Photocatalytic aerobic oxidative carbonylation of methane by iron terpyridine catalysts

Abstract Employing methane as a C1 feedstock for commodity chemicals represents a sustainable and empowering opportunity for chemical catalysis. However, practical demands of industrial development have imposed serve challenges to utilize co-effective catalysts and reagents as well as ecologically benign conditions for highly efficient and selective C(sp3)–H bond functionalizations, constantly driving the development of catalytic strategies. The aerobic oxidative carbonylation of methane represents an ideal approach for sustainable acetic acid synthesis, yet poses a longstanding challenge in selectivity for C2:C1 products. In recent years, metallaphotocatalysis in which photoredox catalysts operate in synergy with transition metal catalysts to facilitate both 1- and 2-electron reaction steps, has provided intriguing opportunities to achieve selective cross-couplings otherwise unattainable.

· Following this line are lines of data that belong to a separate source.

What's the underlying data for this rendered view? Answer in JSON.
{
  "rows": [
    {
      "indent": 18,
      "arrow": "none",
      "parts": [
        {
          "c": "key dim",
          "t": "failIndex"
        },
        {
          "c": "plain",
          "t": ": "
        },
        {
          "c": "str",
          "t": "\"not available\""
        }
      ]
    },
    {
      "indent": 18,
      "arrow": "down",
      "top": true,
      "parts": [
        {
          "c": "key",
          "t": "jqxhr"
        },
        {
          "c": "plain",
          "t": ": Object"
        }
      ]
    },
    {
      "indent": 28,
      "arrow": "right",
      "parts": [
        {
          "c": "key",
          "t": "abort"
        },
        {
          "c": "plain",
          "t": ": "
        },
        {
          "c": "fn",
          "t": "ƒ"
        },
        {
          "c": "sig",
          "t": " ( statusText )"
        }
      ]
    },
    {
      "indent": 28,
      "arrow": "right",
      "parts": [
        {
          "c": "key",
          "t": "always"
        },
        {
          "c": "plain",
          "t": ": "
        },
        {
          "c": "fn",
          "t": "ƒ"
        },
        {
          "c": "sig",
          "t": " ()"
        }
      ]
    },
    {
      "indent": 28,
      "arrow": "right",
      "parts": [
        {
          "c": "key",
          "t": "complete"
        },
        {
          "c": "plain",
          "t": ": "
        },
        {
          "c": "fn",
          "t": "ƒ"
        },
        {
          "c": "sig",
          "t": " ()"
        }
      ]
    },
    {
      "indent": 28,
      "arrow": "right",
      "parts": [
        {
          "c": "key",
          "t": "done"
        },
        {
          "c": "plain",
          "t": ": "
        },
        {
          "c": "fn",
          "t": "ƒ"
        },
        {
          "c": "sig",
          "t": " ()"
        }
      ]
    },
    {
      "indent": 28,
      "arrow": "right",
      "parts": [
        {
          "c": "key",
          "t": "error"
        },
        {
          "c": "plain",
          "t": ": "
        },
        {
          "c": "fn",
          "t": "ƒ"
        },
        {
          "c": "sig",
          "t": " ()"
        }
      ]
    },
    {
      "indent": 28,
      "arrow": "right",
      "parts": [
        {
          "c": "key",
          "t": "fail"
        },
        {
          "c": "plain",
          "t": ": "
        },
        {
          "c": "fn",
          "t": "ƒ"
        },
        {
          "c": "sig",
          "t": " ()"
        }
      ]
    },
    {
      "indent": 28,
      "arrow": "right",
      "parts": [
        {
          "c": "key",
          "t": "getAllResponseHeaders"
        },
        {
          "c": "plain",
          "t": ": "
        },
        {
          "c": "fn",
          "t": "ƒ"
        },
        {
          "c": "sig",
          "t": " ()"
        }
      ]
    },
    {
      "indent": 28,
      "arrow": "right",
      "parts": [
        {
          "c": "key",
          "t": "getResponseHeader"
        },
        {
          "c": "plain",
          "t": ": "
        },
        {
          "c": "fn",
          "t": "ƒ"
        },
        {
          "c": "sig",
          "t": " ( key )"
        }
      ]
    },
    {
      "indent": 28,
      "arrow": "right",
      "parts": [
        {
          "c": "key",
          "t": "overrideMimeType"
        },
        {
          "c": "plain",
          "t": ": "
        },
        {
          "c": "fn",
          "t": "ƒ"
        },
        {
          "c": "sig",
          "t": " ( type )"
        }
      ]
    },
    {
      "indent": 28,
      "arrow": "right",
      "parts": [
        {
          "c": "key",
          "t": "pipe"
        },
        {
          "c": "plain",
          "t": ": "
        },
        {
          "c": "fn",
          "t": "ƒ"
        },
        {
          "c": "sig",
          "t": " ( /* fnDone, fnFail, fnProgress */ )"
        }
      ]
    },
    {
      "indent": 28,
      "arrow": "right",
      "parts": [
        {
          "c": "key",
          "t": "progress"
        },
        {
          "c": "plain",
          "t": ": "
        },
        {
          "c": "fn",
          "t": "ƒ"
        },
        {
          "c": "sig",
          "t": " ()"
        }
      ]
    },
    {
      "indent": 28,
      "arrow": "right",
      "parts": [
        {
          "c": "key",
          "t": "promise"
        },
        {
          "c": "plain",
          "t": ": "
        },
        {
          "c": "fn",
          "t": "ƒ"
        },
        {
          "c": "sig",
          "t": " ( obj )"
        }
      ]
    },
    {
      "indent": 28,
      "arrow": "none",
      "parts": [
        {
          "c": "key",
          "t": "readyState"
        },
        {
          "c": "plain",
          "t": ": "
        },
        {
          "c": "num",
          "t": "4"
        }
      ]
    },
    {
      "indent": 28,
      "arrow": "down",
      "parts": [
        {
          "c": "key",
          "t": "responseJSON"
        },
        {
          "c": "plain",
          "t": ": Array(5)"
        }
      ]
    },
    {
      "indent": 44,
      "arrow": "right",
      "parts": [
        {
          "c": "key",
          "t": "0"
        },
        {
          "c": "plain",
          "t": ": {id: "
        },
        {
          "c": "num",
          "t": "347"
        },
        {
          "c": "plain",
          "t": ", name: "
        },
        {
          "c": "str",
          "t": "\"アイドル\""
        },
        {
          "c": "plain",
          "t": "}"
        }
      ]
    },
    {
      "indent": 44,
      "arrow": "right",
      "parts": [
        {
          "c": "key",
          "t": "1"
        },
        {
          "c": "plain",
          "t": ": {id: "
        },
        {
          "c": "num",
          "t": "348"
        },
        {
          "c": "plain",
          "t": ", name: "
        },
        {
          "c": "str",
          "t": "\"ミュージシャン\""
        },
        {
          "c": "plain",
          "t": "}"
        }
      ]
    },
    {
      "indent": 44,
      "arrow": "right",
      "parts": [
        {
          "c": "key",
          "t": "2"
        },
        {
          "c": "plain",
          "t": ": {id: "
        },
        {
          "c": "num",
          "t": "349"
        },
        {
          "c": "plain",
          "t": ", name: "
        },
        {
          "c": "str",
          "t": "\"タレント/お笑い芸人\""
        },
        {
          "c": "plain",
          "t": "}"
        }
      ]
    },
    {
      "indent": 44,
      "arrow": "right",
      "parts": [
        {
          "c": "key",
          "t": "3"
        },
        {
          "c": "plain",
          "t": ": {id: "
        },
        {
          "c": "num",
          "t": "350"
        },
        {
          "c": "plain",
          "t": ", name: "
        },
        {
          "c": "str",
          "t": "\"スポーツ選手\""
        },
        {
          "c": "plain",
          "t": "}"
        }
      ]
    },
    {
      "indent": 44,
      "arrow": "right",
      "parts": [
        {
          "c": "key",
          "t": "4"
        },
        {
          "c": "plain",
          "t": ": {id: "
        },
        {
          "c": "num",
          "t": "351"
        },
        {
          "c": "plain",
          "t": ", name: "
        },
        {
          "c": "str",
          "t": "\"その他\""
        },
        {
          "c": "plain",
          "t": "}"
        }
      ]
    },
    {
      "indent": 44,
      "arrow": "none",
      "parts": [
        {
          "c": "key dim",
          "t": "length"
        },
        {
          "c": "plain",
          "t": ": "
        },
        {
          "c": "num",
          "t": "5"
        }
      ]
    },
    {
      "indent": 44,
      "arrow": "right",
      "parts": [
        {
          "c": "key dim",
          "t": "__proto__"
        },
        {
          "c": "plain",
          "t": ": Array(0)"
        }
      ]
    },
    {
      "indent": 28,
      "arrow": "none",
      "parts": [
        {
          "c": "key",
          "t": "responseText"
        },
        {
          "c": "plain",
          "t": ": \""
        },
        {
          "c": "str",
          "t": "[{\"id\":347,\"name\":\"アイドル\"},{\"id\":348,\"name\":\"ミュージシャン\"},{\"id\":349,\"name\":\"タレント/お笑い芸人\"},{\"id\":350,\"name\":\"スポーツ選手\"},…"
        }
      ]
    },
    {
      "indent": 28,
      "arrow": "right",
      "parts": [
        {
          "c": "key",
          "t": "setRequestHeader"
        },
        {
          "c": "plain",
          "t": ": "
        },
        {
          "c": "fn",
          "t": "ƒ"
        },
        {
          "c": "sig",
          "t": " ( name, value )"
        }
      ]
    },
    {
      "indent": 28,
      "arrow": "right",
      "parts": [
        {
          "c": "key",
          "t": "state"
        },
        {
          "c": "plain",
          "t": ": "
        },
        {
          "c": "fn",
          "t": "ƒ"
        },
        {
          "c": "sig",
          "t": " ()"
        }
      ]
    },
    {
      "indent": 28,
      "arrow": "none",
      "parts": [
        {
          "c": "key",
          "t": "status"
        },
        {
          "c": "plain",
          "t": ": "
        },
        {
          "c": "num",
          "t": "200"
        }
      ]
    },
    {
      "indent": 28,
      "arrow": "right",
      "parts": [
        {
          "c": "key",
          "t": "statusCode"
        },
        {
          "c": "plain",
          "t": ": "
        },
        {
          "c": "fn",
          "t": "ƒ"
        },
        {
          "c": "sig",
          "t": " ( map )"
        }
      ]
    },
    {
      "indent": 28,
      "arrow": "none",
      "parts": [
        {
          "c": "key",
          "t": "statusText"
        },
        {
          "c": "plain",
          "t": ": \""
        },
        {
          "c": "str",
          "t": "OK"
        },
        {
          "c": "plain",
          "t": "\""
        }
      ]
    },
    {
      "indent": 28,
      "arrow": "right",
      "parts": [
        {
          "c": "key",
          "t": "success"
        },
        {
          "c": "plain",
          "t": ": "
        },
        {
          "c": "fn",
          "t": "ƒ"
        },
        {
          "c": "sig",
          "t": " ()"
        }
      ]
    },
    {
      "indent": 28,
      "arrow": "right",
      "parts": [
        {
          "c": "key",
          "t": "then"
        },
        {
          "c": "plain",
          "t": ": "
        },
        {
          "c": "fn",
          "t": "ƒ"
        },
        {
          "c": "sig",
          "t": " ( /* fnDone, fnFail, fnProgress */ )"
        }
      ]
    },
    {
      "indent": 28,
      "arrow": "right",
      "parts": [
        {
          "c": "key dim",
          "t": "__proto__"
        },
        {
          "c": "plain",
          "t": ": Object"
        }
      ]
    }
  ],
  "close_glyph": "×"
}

Here, we demonstrate the utilization of an iron terpyridine catalyst to facilitate multiple 1- and 2-electron processes, including photoexcitation, radical generation, oxidative radical capture and carbonylation, in the form of methane aerobic carbonylation to acetic acid. High levels of catalytic efficiency (turnover numbers up to 31480) and selectivity (C2/C1 ratio up to 142:1) have been achieved with a robust iron terpyridine photocatalyst at ambient temperature under LED irradiation. Importantly, this practical catalytic manifold has been adapted to the selective oxidative carbonylation of various feedstock alkanes.